Disaster recovery and failover for Azure Files

Here’s a concise summary of the article on disaster recovery and failover for Azure Files.

Overview

Azure recommends having a disaster recovery (DR) plan for regional outages. An important DR action is failing over a storage account to its secondary region when the primary endpoint becomes unavailable.
Azure File Sync requires the Storage Sync Service to also be failed over because it must be in the same region as the storage account. If only the storage account is failed over, sync and cloud tiering will fail until the Storage Sync Service is failed over.

Applies to

The document enumerates supported combinations of management model, billing model, media tier and redundancy for SMB and NFS access (table in original).

Key concepts

Customer-managed failover: You (the customer) can initiate failover of a geo-redundant storage account (GRS/GZRS) to the secondary region if the primary becomes unavailable. After failover completes, the secondary becomes the new primary and clients can use it.
Azure-managed failover: In extreme disasters, Microsoft may initiate a regional failover. No action is required from you; during the failover you might not have write access.

RPO, RTO, and costs

DR planning requires understanding recovery point objective (RPO — how much data loss is tolerable) and recovery time objective (RTO — how quickly services must be restored).
Lower RPO/RTOs generally mean higher DR cost.

Choosing redundancy

Azure Files supports LRS and ZRS for all shares. GRS and GZRS are supported for HDD file shares and enable account failover for regional outages.
SSD (premium) file shares do not support GRS/GZRS. To get geographic redundancy for SSD shares, consider syncing between two file shares (link in original).

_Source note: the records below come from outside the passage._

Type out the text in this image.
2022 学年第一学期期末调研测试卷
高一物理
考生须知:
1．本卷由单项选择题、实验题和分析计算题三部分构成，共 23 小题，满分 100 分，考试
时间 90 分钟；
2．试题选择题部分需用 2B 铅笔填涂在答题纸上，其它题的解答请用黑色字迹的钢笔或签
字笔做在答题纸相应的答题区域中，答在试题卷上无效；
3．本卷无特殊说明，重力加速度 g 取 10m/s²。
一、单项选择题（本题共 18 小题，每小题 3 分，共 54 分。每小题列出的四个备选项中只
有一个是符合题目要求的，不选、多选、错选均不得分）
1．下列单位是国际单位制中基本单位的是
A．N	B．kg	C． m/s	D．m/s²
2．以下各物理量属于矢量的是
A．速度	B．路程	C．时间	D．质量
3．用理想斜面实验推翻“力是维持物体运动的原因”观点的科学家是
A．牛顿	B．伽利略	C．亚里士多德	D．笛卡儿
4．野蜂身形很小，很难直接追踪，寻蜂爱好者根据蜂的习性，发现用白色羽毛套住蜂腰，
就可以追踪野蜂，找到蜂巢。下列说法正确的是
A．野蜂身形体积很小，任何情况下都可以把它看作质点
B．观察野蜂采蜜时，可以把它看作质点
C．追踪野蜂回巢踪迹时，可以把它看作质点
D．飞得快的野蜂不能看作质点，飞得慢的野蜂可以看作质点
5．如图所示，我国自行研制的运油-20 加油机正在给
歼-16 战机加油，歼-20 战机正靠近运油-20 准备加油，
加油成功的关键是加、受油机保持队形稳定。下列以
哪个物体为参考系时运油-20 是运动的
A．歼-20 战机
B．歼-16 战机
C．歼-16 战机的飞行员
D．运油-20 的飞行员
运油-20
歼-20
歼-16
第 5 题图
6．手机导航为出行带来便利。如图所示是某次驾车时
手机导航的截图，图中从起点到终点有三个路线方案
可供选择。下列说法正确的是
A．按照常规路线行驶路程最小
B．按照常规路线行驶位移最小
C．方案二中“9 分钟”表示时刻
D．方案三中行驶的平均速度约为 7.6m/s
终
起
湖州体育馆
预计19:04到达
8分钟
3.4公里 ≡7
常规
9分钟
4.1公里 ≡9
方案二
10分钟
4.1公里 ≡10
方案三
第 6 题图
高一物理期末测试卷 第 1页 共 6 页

How account failover works

Normally, data is written in primary and asynchronously replicated to secondary.
If the primary endpoint is unavailable, you can initiate failover. The failover updates the Storage DNS so the secondary becomes primary. Typical duration is about an hour; suspend workloads if possible.
After failover, file handles and leases are not retained — clients should unmount and remount shares.
Important: after failover, the storage account in the new primary region is configured as locally redundant. To resume geo-replication, reconfigure geo-redundancy (which incurs time and cost).

Anticipate data loss

Because replication is asynchronous, recent writes not yet replicated to the secondary can be lost when you force failover.
All data replicated to the secondary is retained; any primary-only writes not yet replicated are lost.

Last Sync Time (LST)

The Last Sync Time indicates the most recent time data from primary is guaranteed replicated to secondary. Use LST to estimate potential data loss before failing over or failing back.
A system snapshot is made every ~15 minutes and replicated, but the snapshot in the secondary might be older due to geo-lag.
You can query LST via Azure PowerShell, Azure CLI, or client libraries (link in original).

Failback caution

After failing over, the account becomes LRS in the new primary. When you re-enable geo-redundancy, the new primary starts copying back to the old primary (now new secondary). If you fail back before data has fully re-replicated, you can lose a lot of data.
Always check Last Sync Time and compare with recent writes before failing back.
After failback, you can reconfigure redundancy (LRS→GRS or ZRS→GZRS as appropriate) — this takes time and cost.

How to initiate failover

You can initiate account failover from Azure portal, PowerShell, CLI, or the Azure Storage resource provider API (link in original).